Helicobacter pylori: A microaerophilic bacterium that may occasionally trigger the formation of ulcer, starting with a burning in the stomach. Contaminated by close contact with people or with water and food.

Regular use of painkillers: Painkillers might lead to inflammation in the lining surface of the gastrointestinal tract. Therefore, peptic ulcer is more prevalent in patients who regularly take painkillers.

Bisphosphonates used in the osteoporosis treatment also increase the risk of the ulcer development.

Smoking and drinking alcohol might lead to ulcer, eroding the mucosa layer.

Ulcer might cause anemia due to bleeding.

The bacterium that causes the ulcer might form intra-abdominal infections.

The healing of ulcers might result in the formation of scabs, which may prevent the movement of foods in the gastrointestinal tract and cause early satiety, vomiting and weight loss.

For the diagnosis; the physician might require blood, stool, or urea breath tests to detect the H. pylori bacterium. Besides, endoscopy may be performed to determine the location and size of the ulcer. This way, the physician can observe the lining of the esophagus, the stomach and the small intestine and take a piece for the biopsy, if needed.

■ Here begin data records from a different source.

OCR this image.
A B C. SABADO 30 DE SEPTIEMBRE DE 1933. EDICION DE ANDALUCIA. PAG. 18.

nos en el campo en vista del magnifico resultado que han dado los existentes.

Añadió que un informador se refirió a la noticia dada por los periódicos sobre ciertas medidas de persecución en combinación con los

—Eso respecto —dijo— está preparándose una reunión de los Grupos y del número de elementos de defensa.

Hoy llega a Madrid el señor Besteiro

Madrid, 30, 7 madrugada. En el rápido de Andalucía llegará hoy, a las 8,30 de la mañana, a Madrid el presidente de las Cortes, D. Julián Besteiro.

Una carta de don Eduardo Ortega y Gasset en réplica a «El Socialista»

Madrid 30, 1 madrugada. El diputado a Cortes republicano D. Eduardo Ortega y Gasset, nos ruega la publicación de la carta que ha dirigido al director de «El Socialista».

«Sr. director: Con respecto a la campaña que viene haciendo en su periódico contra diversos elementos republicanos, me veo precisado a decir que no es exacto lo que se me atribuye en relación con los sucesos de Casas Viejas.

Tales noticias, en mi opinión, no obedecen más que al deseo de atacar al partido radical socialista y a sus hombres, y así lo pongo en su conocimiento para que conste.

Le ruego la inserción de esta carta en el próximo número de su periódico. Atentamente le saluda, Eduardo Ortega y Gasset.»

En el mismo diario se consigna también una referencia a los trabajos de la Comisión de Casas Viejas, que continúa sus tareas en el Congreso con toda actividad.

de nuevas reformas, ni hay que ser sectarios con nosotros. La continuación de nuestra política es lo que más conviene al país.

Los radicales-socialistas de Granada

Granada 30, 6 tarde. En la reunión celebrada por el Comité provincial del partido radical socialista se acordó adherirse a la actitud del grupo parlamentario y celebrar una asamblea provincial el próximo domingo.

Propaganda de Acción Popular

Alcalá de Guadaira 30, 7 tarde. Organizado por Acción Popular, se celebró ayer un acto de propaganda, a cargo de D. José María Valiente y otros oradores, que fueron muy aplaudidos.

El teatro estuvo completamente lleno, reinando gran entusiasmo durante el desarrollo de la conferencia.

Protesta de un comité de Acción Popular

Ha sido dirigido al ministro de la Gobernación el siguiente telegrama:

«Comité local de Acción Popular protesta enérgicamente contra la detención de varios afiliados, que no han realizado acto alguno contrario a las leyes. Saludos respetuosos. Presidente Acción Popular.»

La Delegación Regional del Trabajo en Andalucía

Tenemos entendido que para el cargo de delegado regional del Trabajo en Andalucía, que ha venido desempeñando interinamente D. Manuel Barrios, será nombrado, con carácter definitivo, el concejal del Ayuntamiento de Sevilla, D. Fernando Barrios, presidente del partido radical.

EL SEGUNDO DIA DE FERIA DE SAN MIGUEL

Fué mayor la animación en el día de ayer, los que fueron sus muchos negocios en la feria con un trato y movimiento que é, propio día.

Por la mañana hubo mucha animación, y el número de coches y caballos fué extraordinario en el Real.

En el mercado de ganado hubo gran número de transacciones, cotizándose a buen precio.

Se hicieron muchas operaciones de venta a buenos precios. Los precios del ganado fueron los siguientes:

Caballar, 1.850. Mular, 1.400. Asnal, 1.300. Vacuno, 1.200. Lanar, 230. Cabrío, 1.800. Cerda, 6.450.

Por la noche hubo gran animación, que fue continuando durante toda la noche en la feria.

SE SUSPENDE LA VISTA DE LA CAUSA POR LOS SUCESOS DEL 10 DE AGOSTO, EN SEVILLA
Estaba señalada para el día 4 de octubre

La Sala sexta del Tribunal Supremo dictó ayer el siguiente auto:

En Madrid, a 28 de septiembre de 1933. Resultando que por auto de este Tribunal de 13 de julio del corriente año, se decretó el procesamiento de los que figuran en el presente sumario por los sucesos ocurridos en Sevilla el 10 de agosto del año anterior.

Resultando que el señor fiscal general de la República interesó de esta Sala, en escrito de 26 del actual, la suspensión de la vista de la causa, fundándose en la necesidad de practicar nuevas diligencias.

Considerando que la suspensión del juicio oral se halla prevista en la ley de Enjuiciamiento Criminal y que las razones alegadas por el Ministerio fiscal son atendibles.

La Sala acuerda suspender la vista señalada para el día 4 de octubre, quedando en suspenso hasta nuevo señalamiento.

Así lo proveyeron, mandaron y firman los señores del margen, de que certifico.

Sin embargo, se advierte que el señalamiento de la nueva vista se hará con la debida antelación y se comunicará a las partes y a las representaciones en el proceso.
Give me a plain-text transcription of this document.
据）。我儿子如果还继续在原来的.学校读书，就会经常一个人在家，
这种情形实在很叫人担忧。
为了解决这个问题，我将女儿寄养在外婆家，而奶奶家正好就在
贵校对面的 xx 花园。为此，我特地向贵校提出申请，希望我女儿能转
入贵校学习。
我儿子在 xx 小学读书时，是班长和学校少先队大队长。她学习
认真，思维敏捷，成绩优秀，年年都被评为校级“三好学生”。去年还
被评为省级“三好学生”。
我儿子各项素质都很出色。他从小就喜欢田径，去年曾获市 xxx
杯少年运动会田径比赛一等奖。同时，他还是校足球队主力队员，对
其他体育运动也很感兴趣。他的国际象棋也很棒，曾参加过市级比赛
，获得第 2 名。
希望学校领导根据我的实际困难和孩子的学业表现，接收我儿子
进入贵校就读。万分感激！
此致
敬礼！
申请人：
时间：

Medication groups used in the ulcer treatment are as follows:

Antibiotics: Administered for eliminating the H. Pylori bacterium, antibiotics are typically administered for two weeks.

Medications, which inhibit acid production, support healing of cells damaged by the stomach acid. The long-term use of these drugs has risks that might cause hip and spine fractures.

Acid reducing medications: They reduce the ulcer pain and promotes healing by blocking the stomach acid.

Medications that neutralize the stomach acid eliminate the pain rapidly. They might induce constipation or diarrhea depending on their ingredient substance.

Treatment usually works, and the ulcer heals. If there is no heal despite the treatment, the physician may request another endoscopy to investigate whether there is an alternative condition behind these complaints.

A successful treatment requires a medication as prescribed, avoiding continuous use of painkillers, and quitting smoking.

In addition to these treatments, patients must have a healthy diet. They must consult their physician about replacing their regular painkillers and avoid stress. Additionally, they must quit smoking and reduce alcohol intake.